What I Learned From Prague

Prague is love.

New York City is famously for lovers, but Prague is for love. Lovers might fail love, but love never fails and so Prague is greater than New York City.

How can this be?

I love New York, but Prague is beyond judgment. To sit on a hill overlooking the city with your love and watch the sun on the city is good. The Communists built a hideous television tower and a giant statue of Stalin, perfect proofs that they were evil, but the statue is gone and the tower simply makes a good man laugh-out-loud. The communist buildings are the clowns of Prague, like all clowns a bit murderous and funny.

Good King Wenceslas made a legend, Arthur in space and time. King Charles created a university and even more beauty. Wenceslas still rests in peace in his beautiful bed and Charles University still educates.

Prague was tastefully neglected by the Hapsburg dynasty, who were always at their best when incompetent. Governments could do worse that waste money on art, palaces, dress uniforms, and public parades. Later we get to see the art, palaces, and marvel at it all. Elected leaders always feel compelled to do thing . . . and so do more harm.

The Hapsburg dynasty let Prague alone. I wish our government had done the same to West Virginia.

Prague was conquered by the Nazis and suffered the murder of many of her citizens. But because she was a first victim, betrayed by Chamberlain at Munich to Hitler to buy a dream of peace for a time, Prague was not destroyed like Dresden. She sat waiting out Hitler glowing in the sun, shiny in the rain.

Prague was assaulted by the Communists and they made havoc. They allowed the Old City to decay and built up a ring of utilitarian structures around it. The good news is that Prague was in the soul of the citizens and forty years was not enough time to purge the love and beauty.

Why was the revolt against tyranny so peaceful in Prague that it was called a Velvet Revolution?

Prague loved and dreamed through the middle of it all. She is best known, I think, through the stained glass images of Alphonse Mulcha in the castle cathedral. There was bloodshed, of course, and some epic defenestration, but Prague, like Mulcha’s window bathes even that history in light.

Tyrants always march in lines, but Prague makes the rigid lines curvaceous. Tyrants often feel they are acting for good and that they somehow (“reason” or “revelation”) know the truth others have missed. They stamp out art and artists, because the artists reflect their soul. They hate the ugliness the artists see.

It is no wonder the communists, ideologues without beauty, could never count Prague safe. The beauty of Prague was a constant rebuke to their imbalance. They should have seen their evil, perhaps some did when Prague socialists tried to give communism a more human face. But communists far from Prague’s beauty crushed them in the name of secular purity.

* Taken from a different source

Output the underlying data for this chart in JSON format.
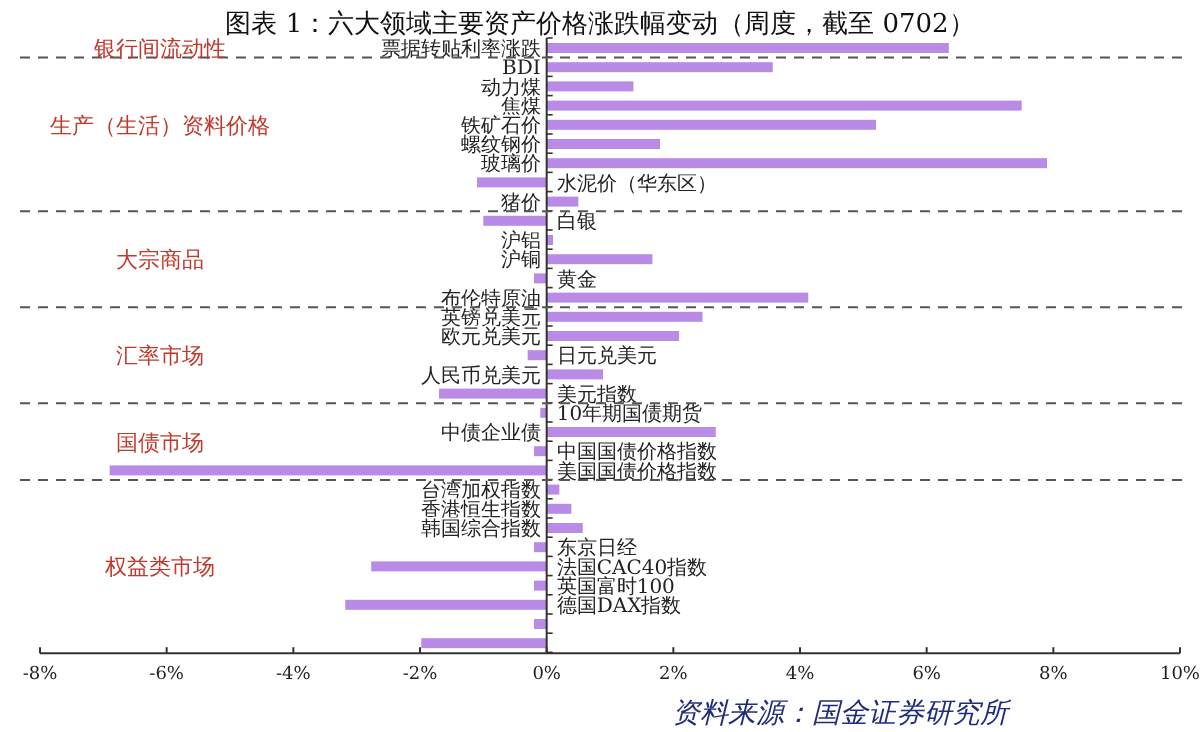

The good news is that capitalists know not to ruin the beauty and so have made commercial and viable the new parts of town. McDonalds for a KGB office is an improvement and a redemption. Prague lives like a free market city, but looks monarchical.

Prague keeps dreaming and standing and loving and rebuking any attempt at goodness and truth that missed beauty . All things in this life will pass away, but love endures and so Prague herself will endure. She is not all thing, but she is, at her best, a foretaste of the city of God.